JPower posted on Tuesday, November 24, 2015 - 12:29 pm
I am using WLSMV estimation to conduct a confirmatory factor analyses on a measure (3 factors, 18 ordinal items) and am interesting in the stability of factor loadings and thresholds across two time points. In an initial model with all of the loadings and thresholds constrained, model fit indices suggest quite good fit (CFI=0.965, TLI=0.965, RMSEA=0.045 with p=1.000, WRMR=1.651). Modification indices suggest the freeing of specific loadings/thresholds. I then freed these one at a time (based on modification indices) and conducted chi-square difference tests at each step, which indicated significant improvements in fit.
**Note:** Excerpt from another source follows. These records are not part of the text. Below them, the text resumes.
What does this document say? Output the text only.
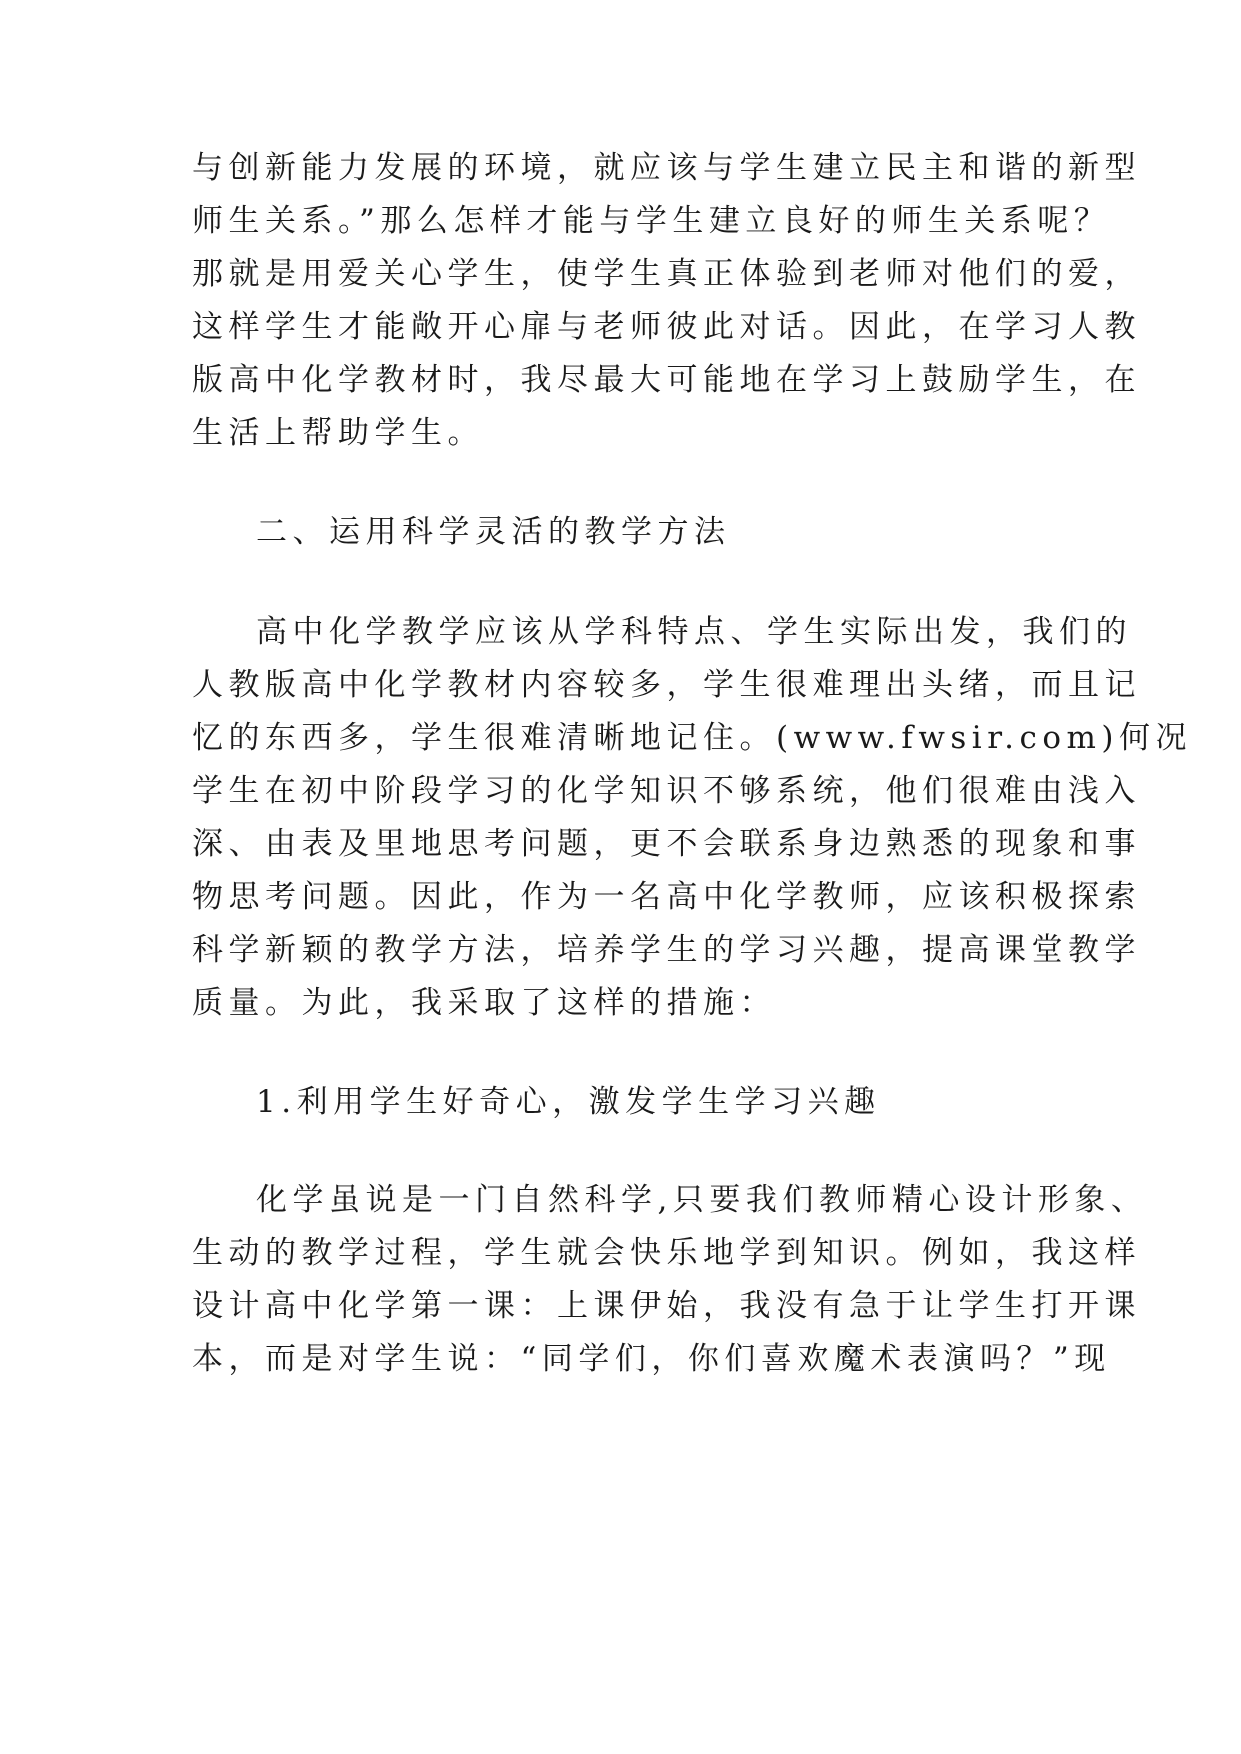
与创新能力发展的环境，就应该与学生建立民主和谐的新型
师生关系。”那么怎样才能与学生建立良好的师生关系呢？
那就是用爱关心学生，使学生真正体验到老师对他们的爱，
这样学生才能敞开心扉与老师彼此对话。因此，在学习人教
版高中化学教材时，我尽最大可能地在学习上鼓励学生，在
生活上帮助学生。
二、运用科学灵活的教学方法
高中化学教学应该从学科特点、学生实际出发，我们的
人教版高中化学教材内容较多，学生很难理出头绪，而且记
忆的东西多，学生很难清晰地记住。(www.fwsir.com)何况
学生在初中阶段学习的化学知识不够系统，他们很难由浅入
深、由表及里地思考问题，更不会联系身边熟悉的现象和事
物思考问题。因此，作为一名高中化学教师，应该积极探索
科学新颖的教学方法，培养学生的学习兴趣，提高课堂教学
质量。为此，我采取了这样的措施：
1.利用学生好奇心，激发学生学习兴趣
化学虽说是一门自然科学,只要我们教师精心设计形象、
生动的教学过程，学生就会快乐地学到知识。例如，我这样
设计高中化学第一课：上课伊始，我没有急于让学生打开课
本，而是对学生说：“同学们，你们喜欢魔术表演吗？”现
My question is whether I have gone too far in freeing the constraints - have I over-fit the models by freeing the loadings/thresholds? Even though this improved fit, model fit was good with them all constrained. I guess I'm concern that I'm relying too much on chi-square estimates, which I believe may find small differences significant with larger sample sizes. My sample size is approximately 800. I am aware that there have been recommendations in the literature of using changes in RMSEA and CFI (Chen 2007), but these guidelines were not developed for categorical models/WLSMV estimation. In reading through the discussion board, I also understand that BIC is not an option with WLSMV. Thoughts?
Overfitting may occur due to chi-square sensitivity when n is large. You can see how much key parameters such as the factor mean difference over time is affected by freeing more measurement parameters. If chi-square drops significantly without such a key parameter changing in substantively meaningful ways you have demonstrated over-sensitivity.
JPower posted on Thursday, November 26, 2015 - 8:30 am
In terms of measurement invariance testing specifically, does this apply to DIFFTEST results as well? I am very concerned about concluding that the loadings and thresholds can' be constrained across time based on DIFFTEST results, when the model fit was already quite good to begin with. Are there any guidelines as to how much loadings or thresholds would need to change for it to be meaningful? Thanks!
Q2. No, but I recommend the sensitivity approach I mentioned. And note that good fit by e.g. CFI doesn't always protect you from important misfit that chi-square can detect.
Louise Black posted on Thursday, December 20, 2018 - 7:49 am
We are conducting invariance testing in a very large sample (> 13,000 longitudinal, > 30,000 group). We are using WLSMV since we have ordinal items and so plan to rely on difftest rather than CFI given that the chi-square is not comparable in the same way as for ML.
1. In relation to mean differences and overfitting (discussed above), would this be just for the second time point/group (since the mean would be fixed@0 in the first time point/group for identification)? 2. Would a difference in mean level of .011 upon freeing an item’s loadings and threshold parameters be indicative of overfitting/is there a threshold for this? 3. Given our sample size, we are considering using a random subsample to overcome oversensitivity- do you think this is a reasonable approach? Many thanks in advance!
2. It is the substantively important difference you want to focus on. Since you might not have a feel for a factor's values, you can translate your 0.011 to a key factor indicator mean (y-mean = intercept + loading*factormean).
3. I think there are different opinions about this - you may want to try asking on SEMNET.
Margarita posted on Friday, February 22, 2019 - 4:32 am
Hi Dr. Muthen,
Following my colleague's post, I read your 2002 paper on Latent Variable Analysis With Categorical Outcomes, and I wanted to check whether the following formula y=lambda*alpha is correct for polytomous indicators?
With an ordinal y, you don't have means like for a continuous y. Instead, you have thresholds and probabilities for the different ordered y categories. See regression with an ordinal y, e.g. in our RMA book, Chapter 5.
Margarita posted on Thursday, February 28, 2019 - 6:45 am
Yes you are right, I just got confused from your suggestion to Louise above for using the difference in mean y for ordinal items.
One last question, if you have the time: given that chi-square and related fit indices cannot be compared within WLSMV, could one compare the SRMR given that it's not influenced by the chi-square?
Our understanding is that difftest is still somewhat sensitive to sample size and we have very large N (> 13,000 longitudinal, > 30,000 group invariance). Published simulations using CFI difference don't seem to extend to WLSMV so we're just trying to figure out the most robust approach. Do you think SRMR could be useful in this case?
SRMR and CFI can be used to establish approximate measurement invariance simply be evaluating these for the scalar or metric MI model (so not within a difference procedure between two models but using it directly on the constrained model).
You might find useful the MODEL option described on page 670 in the user's guide. Mybe also consider the implications of using parameterization=theta/delta.